El aumento en la valoración de Vercel se produjo luego de que la compañía recaudara u$s300 millones en una ronda liderada por Accel y el fondo soberano GIC de Singapur. La empresa provee servicios de desarrollo, despliegue y alojamiento de aplicaciones web, especialmente en un contexto donde la programación asistida por IA está transformando el ecosistema tecnológico.
El interés por Vercel creció a la par del avance de los modelos de programación automática. Rauch reunió a su equipo en San Francisco cuando la empresa Anthropic presentó un nuevo modelo de inteligencia artificial, calificando el momento como “un gran momento para el mundo” y destacando la llegada de la **programación asistida por IA a una nueva etapa”.

El empresario explicó que su compañía busca consolidarse como “la capa de infraestructura de esta nueva generación de software”. La plataforma se beneficia del uso creciente de herramientas de programación automática, ya que los clientes que emplean modelos de IA generan una proporción cada vez mayor de los despliegues. Los ingresos de la compañía alcanzaron un ritmo anual de u$s340 millones, con un aumento interanual del 86%. Grandes empresas como Under Armour, Stripe y Sonos utilizan la plataforma para alojar su infraestructura digital, incluyendo proyectos vinculados a IA.
Rauch nació en Lanús, provincia de Buenos Aires, hijo de un ingeniero industrial y una ingeniera química. Desde niño mostró interés por la informática gracias a una computadora familiar, y aprendió inglés de manera autodidacta para acceder a material de programación. Durante su adolescencia participó en proyectos de software de código abierto y colaboró en una biblioteca de JavaScript reconocida internacionalmente, lo que lo posicionó dentro de la comunidad global de desarrolladores.

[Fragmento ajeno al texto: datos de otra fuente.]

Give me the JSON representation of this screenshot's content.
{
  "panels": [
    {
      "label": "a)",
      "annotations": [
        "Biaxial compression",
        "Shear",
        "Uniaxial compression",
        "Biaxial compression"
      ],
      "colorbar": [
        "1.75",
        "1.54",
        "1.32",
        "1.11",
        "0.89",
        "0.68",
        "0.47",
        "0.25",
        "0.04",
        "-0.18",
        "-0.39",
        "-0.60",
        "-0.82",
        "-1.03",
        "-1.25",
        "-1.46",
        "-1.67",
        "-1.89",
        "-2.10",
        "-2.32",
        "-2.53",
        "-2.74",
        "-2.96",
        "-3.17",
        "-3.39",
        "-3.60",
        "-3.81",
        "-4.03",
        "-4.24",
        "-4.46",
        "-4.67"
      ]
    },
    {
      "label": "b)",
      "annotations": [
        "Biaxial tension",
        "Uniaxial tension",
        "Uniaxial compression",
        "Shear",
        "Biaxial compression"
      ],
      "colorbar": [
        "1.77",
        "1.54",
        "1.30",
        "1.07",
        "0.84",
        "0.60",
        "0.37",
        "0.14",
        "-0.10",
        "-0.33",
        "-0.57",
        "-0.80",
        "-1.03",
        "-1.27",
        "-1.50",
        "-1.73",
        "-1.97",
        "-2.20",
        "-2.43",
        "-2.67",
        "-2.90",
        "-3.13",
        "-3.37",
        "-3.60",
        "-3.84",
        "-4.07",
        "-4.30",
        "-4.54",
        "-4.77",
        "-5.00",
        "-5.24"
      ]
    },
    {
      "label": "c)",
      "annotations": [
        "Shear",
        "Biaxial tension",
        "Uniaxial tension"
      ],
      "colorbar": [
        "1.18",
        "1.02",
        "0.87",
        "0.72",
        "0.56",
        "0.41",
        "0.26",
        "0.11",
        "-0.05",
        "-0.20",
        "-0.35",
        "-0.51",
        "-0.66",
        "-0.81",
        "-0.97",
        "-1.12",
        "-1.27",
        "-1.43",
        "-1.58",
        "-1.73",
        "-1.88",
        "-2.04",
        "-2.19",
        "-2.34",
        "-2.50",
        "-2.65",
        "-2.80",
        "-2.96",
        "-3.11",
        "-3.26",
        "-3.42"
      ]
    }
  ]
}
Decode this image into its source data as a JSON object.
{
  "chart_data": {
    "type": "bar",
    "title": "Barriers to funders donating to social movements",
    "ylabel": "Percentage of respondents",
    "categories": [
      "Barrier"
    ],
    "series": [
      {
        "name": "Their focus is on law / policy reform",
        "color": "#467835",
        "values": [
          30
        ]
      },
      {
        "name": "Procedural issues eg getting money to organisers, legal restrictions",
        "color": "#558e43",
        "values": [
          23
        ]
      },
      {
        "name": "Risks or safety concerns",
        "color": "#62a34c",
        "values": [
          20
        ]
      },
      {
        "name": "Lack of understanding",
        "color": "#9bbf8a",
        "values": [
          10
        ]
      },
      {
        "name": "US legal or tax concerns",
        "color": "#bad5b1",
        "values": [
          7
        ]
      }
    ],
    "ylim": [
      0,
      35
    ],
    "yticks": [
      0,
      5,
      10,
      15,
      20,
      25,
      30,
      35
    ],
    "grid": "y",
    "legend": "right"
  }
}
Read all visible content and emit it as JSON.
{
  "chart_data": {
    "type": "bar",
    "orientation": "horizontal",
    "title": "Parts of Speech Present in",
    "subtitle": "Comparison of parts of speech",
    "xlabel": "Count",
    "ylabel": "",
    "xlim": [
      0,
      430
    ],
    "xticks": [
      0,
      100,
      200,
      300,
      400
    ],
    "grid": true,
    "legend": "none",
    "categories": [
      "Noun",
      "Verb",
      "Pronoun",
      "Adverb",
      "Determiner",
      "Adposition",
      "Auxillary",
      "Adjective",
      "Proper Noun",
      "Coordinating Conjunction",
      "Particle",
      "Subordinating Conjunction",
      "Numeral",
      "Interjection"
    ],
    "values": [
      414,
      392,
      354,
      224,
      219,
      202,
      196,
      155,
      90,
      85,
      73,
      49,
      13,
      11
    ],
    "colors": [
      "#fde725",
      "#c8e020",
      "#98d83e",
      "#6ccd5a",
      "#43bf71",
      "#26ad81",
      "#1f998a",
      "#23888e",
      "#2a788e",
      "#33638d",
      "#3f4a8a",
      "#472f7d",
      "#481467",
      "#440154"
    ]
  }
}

A los 17 años, Facebook intentó contratarlo, pero la oferta no prosperó por su edad. Poco después, Rauch se mudó a San Francisco, donde fundó su primera startup, que vendió antes de crear la empresa que luego se transformaría en Vercel.

El crecimiento reciente de la compañía está estrechamente vinculado a la expansión de la programación asistida por IA. Rauch anticipa un futuro en el que el software será cada vez más desarrollado por agentes automáticos, y su empresa apunta a ofrecer herramientas que funcionen tanto para desarrolladores humanos como para sistemas de inteligencia artificial. “El desafío es que las empresas puedan operar con equipos de agentes que mantengan y actualicen el software de forma automática”, afirmó el empresario, planteando un modelo que podría redefinir la creación de startups tecnológicas en los próximos años.
Varias firmas de infraestructura digital compiten por posicionarse en un mercado donde el despliegue de aplicaciones generadas por IA crece rápidamente. En este contexto, Vercel se consolida como un actor clave para el desarrollo y la operación de software en la nueva generación digital.